11 October 2006

The most likely person wins

When explanations are given in old-fashioned detective stories, one often finds the likes of Miss Marple saying primly that well, of course, in books it is the least likely person who might be the culprit but in real life it is the most likely one (usually the husband or wife or heir to the money) who is probably guilty. And so it is with the next SecGen of the United Nations: the South Korean Foreign Minister Ban Ki-moon was always the most likely candidate. On Monday he was officially nominated by the Security Council and will, without doubt, be endorsed by the General Assembly.

As the decision (by acclamation) on Ban was taken just before a special meeting to discuss what if anything is happening in North Korea and what if anything can be done about it, John Bolton was given a superb opportunity to make some political capital:
It's really quite an appropriate juxtaposition that today, 61 years after the temporary division of the Korean Peninsula at the end of World War II, that we're electing a foreign minister of South Korea secretary general of this organization and meeting, as well, to consider the testing by the North Koreans of a nuclear device.
Yes, indeed. What would have happened if the Soviet Union had not been in a huff in 1950 and the UN would not have authorized military protection of South Korea against the aggressive North?

Ban is another UN apparatchik, Kofi Annan (father of Kojo) being the first of that breed to become SecGen, though he had spent only ten years in that organization. The rest of his career was diplomatic. As the International Herald Tribune puts it:
Soft-spoken and retiring, Ban presents a sharp contrast to Annan, who won a Nobel Peace Prize, made pronouncements on violations of international law and gained diplomatic rock star status before a series of setbacks - mismanagement of the oil-for- food program, sexual exploitation by blue-helmeted peacekeepers and scandals in the UN procurement office - tarnished his reputation during his second term.
Hmm. SecGen Annan may have made pronouncements (usually in an anti-American way) but his record was considerably tarnished even before he had risen to that illustrious post or had won the Nobel Peace Prize. Annan was, let us not forget it, the head of the Department of Peacekeeping Operations (DPKO) between March 1993 and December 1996, during which we had such delightful occurrences as the slaughter of around 800,000 in Rwanda and the massacre of around 8,000 men and boys in Srebrenice. In both cases the UN troops played an important part, in the first by not going in despite the desperate pleas from the officers on the ground, in the second by disarming the population and then retreating in the face of a Serbian onslaught. Indeed, the Dutch UN troops in Srebrenice apparently shepherded the men and boys onto the buses that would take them to their deaths.

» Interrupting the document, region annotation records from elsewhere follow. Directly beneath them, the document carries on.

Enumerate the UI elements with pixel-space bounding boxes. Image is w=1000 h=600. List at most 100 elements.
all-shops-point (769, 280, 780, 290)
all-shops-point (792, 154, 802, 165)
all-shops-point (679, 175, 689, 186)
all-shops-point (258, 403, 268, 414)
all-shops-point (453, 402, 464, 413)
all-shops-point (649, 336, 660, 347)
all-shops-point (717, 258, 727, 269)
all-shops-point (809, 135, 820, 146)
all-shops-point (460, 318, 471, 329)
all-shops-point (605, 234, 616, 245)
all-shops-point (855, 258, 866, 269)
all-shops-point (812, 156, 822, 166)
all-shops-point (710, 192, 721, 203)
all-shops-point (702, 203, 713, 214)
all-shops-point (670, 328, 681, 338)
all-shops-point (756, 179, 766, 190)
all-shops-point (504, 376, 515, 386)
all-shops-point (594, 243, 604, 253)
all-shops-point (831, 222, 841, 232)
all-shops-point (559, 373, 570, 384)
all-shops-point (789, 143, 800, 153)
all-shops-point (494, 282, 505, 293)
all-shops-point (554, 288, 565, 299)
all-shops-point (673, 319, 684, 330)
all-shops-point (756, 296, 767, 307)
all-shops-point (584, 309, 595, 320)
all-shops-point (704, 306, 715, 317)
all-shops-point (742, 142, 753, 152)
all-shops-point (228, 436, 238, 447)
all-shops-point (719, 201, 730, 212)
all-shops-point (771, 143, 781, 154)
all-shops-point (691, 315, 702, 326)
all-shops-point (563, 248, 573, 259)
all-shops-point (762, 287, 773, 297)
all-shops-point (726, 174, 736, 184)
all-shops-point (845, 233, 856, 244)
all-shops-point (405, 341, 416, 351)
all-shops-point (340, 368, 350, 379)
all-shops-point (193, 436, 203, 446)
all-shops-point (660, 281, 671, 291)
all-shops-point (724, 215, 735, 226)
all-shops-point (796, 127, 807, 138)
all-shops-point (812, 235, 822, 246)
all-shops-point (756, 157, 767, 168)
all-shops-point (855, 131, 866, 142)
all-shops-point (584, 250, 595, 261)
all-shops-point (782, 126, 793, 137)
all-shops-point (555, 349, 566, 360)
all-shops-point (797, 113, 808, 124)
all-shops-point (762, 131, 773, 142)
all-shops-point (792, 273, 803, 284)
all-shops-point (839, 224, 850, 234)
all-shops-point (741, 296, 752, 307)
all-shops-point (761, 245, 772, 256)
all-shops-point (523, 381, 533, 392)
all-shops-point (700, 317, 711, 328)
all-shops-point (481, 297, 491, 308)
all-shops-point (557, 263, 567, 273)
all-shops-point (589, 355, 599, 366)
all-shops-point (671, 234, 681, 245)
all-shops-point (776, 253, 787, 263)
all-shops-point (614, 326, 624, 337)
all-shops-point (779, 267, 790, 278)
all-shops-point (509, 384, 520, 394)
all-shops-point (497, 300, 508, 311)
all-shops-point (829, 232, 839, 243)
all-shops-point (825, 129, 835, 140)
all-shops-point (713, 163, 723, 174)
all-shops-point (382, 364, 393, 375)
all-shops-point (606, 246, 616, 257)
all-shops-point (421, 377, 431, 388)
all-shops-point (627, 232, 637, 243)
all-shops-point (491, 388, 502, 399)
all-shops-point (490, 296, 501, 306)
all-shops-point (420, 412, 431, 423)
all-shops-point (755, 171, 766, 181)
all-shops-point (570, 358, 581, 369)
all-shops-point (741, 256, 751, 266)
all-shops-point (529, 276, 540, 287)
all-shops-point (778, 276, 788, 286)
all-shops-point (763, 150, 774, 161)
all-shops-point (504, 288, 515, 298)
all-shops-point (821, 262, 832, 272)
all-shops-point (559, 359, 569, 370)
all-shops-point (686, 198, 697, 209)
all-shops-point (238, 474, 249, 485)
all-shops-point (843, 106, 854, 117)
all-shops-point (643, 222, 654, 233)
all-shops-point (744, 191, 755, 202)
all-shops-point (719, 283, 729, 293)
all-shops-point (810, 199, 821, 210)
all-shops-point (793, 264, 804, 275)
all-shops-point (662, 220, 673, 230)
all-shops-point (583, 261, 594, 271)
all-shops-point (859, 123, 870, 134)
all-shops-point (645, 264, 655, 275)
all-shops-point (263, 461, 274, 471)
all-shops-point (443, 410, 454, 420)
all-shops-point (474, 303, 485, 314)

This and other events (let us not forget Darfur, also not mentioned by Warren Hoge of the New York Times in his article) were discussed in a long essay by Adam LeBor in the Sunday Times magazine on October 1. The piece that presents the case against Annan, a rather less spectacular case for him, a summing up and a brief financial overview, is based on LeBor’s forthcoming book: “Complicity with Evil: The United Nations in the Age of Modern Genocide”. I think we can safely predict that a few feathers will be ruffled by that volume.

I do not know how the book will cover the wider issue of the UN but, at the risk of repeating what has been said many times before, I have to say that the UN is an impossible proposition. It was impossible from the very beginning. As the late, great Professor Leonard Schapiro wrote in his essay “My Fifty Years in Social Science” in 1980:
For the most blatant exercise in international cynicism it is unnecessary to go further than the Charter of the United Nations itself: “We, the Peoples of United Nations, … determined to reaffirm our faith in fundamental human rights, in the dignity and worth of the human person …” signed by the USSR, Byelorussia and the Ukraine.
The very idea of having those two Soviet republics sitting in the UN General Assembly as if they were independent nations was preposterous. And one must not forget that the Charter was signed round about the time Stalin was gearing up to his second purge, not completed because of his death.

If the UN was a farce then, it is an even bigger farce now. How many of the member states know what “fundamental human rights, dignity and worth of the human person” means? Mr Ban, like his predecessor, is promising to reform the United Nations. What is he going to do with the Human Rights Council with its members Cuba, Saudi Arabia and others of that ilk?

What of the stupendous sums that the organization devours and the seriously unbalanced way in which those sums are supplied by some members? (Britain is one of the biggest contributors but her “membership fee” pales into insignificance in comparison to the fantastic sums the endless attacked and berated United States hands over.)

The UN is not simply a collection of the member countries, though given who these countries are, that would be bad enough. It is an unaccountable organization that lays claim to supranational authority, the biggest and strongest of the tranzis, whose aim it is to create some kind of rules across the world, which will be obeyed by the democratically elected governments and constitutionally established courts of various countries. Because, let’s face it, no-one else will obey.

It remains to be seen what Ban Ki-moon will make of it all. I, for one, shall miss the entertainment provided by Kofi Annan (father of Kojo). But somehow I do not think the man will fade from the transnational scene.